Why Hikma Prevailed: In defense of Amarin’s infringement claim, Hikma argued that its proposed label would not infringe a claim limitation requiring that the ANDA products be administered for at least 12 weeks. The court disagreed, noting that the evidence indicated that physicians generally prescribed Vascepa for between four to twelve months at a time and that severe HTG had a genetic component that required long-term treatment. Further, the “Clinical Studies” section of Hikma’s label described a clinical study where patients were administered icosapent ethyl for 12 weeks. Next, Hikma argued that it did not induce infringement of a claim limitation that required a reduction in triglyceride (“TG”) levels, no increase in LDL-C levels, or a reduction in Apo B levels (the “Other Health Benefits Claims”). But the court concluded that the “Clinical Studies” section of Hikma’s proposed label stated that “the average patient ... received the benefits described in the Other Health Benefits Claims.” Finally, Hikma argued that its proposed labeling did not suggest, as claimed, that physicians could administer the ANDA product without a concurrent lipid altering therapy. But the court noted that the “Indications and Usage” section did not contain any instruction that Hikma’s ANDA products must be administered with a lipid-altering drug. Further, the “Clinical Studies” section noted that only 25% of the participants were on a concomitant lipid-altering therapy, indicating that Hikma intended its ANDA products to be used by patients who did not received concurrent lipid-altering therapy.

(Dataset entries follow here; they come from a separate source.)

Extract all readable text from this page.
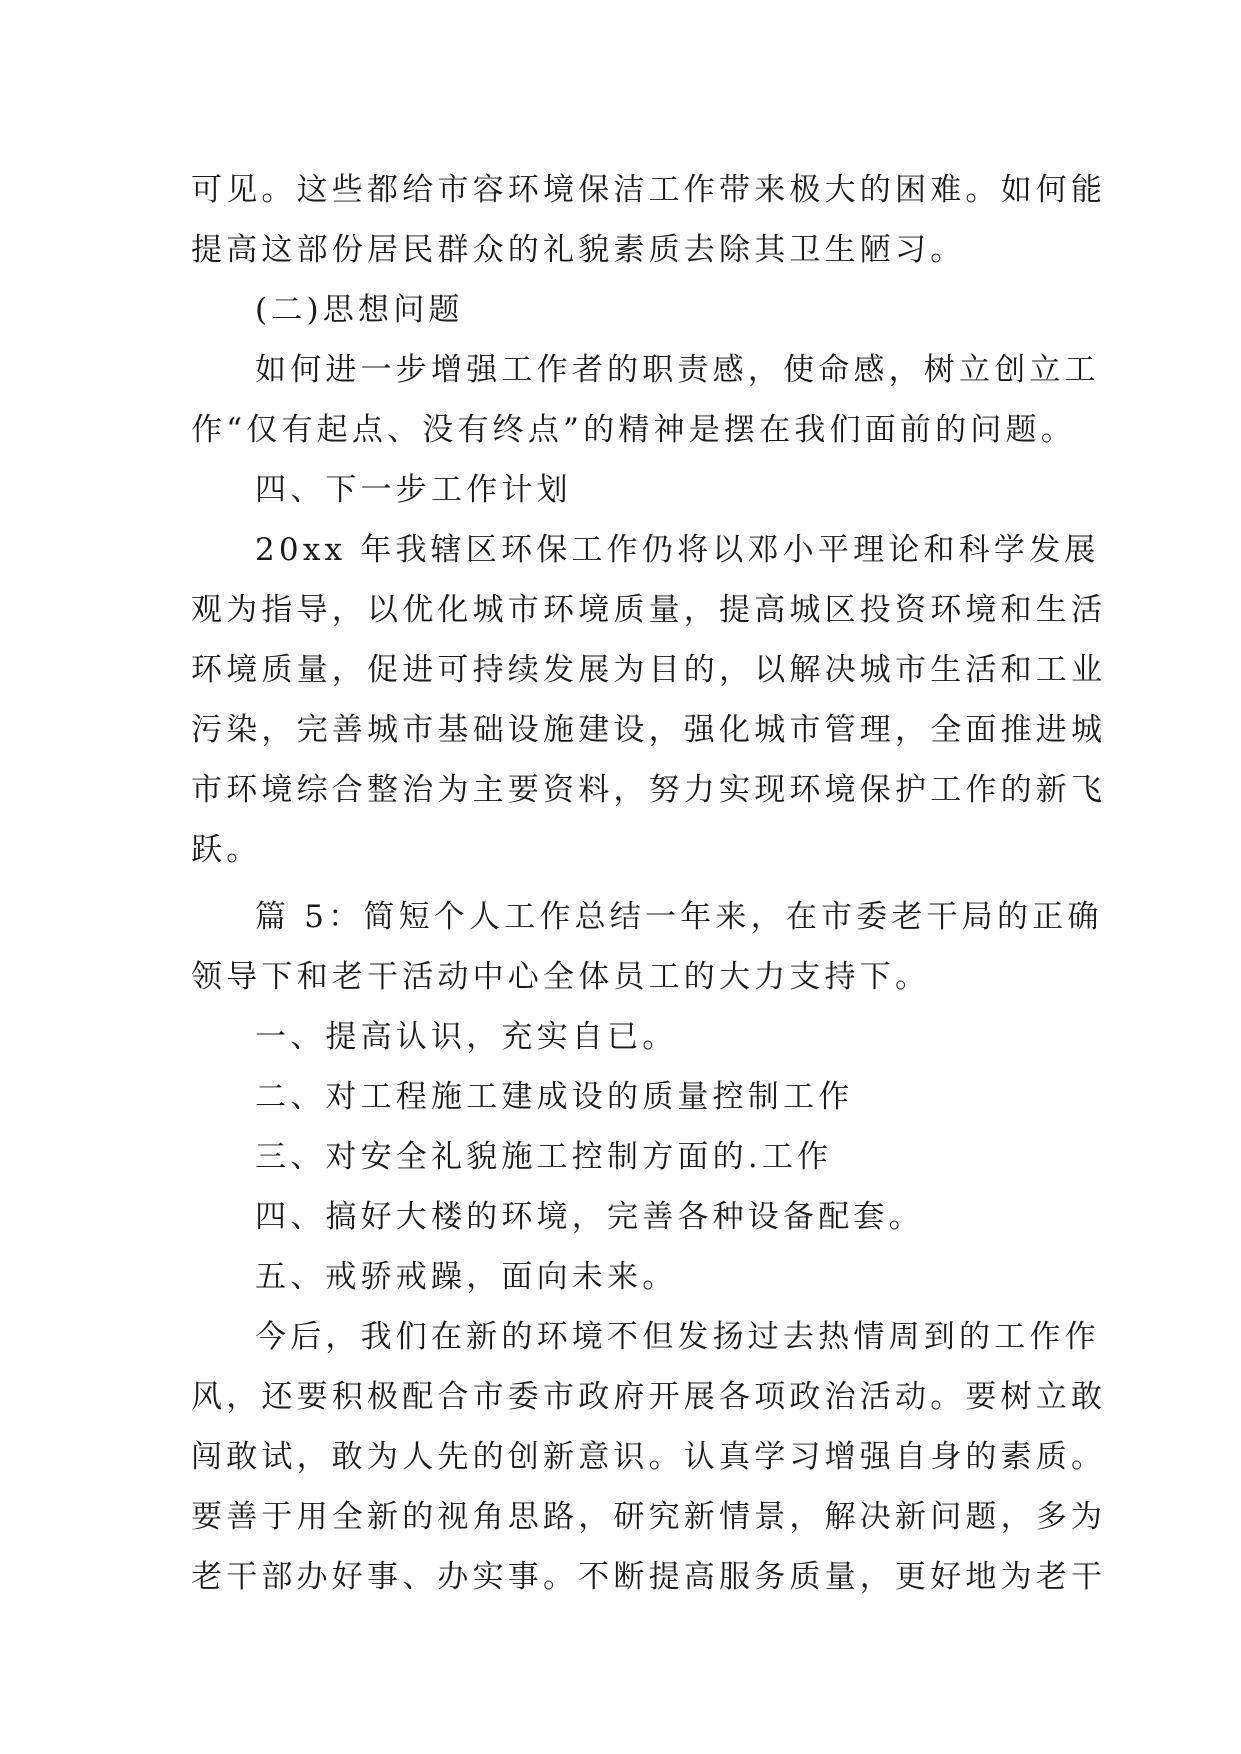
可见。这些都给市容环境保洁工作带来极大的困难。如何能
提高这部份居民群众的礼貌素质去除其卫生陋习。
(二)思想问题
如何进一步增强工作者的职责感，使命感，树立创立工
作“仅有起点、没有终点”的精神是摆在我们面前的问题。
四、下一步工作计划
20xx 年我辖区环保工作仍将以邓小平理论和科学发展
观为指导，以优化城市环境质量，提高城区投资环境和生活
环境质量，促进可持续发展为目的，以解决城市生活和工业
污染，完善城市基础设施建设，强化城市管理，全面推进城
市环境综合整治为主要资料，努力实现环境保护工作的新飞
跃。
篇 5：简短个人工作总结一年来，在市委老干局的正确
领导下和老干活动中心全体员工的大力支持下。
一、提高认识，充实自已。
二、对工程施工建成设的质量控制工作
三、对安全礼貌施工控制方面的.工作
四、搞好大楼的环境，完善各种设备配套。
五、戒骄戒躁，面向未来。
今后，我们在新的环境不但发扬过去热情周到的工作作
风，还要积极配合市委市政府开展各项政治活动。要树立敢
闯敢试，敢为人先的创新意识。认真学习增强自身的素质。
要善于用全新的视角思路，研究新情景，解决新问题，多为
老干部办好事、办实事。不断提高服务质量，更好地为老干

The court next addressed the issue of obviousness. The parties agreed that the only difference between the claimed method and the prior-art Lovaza PDR entry was that the former claimed purified EPA, whereas the latter contained a mixture of EPA and DHA. Further, it was known that Lovaza caused an increase in LDL-C, which a physician would have been motivated to reduce when treating patients with severe HTG. In addition, the Mori prior-art reference found that the increase of LDL-C was attributable to DHA and not EPA. The court next found that Amarin’s secondary indicia of non-obviousness did not rebut the prima facie showing of obviousness. In particular, Amarin’s reliance on the REDUCE-IT clinical trial was unpersuasive because it lacked a sufficient nexus to the asserted claims. All the patients in that study were using a statin, but the patents-in-suit claimed treatment absent a statin. The REDUCE-IT clinical study also did not attribute the reduction in triglycerides to the claimed used of EPA. Thirdly, the positive impact of the REDUCE-IT clinical study was not attributed to the claimed reduction in LDL-C. And finally, the REDUCE-IT clinical study was not commensurate with the scope of the claims because the results were limited, unlike the claims, to patients with multiple cardiovascular risk factors and with TG levels below 500.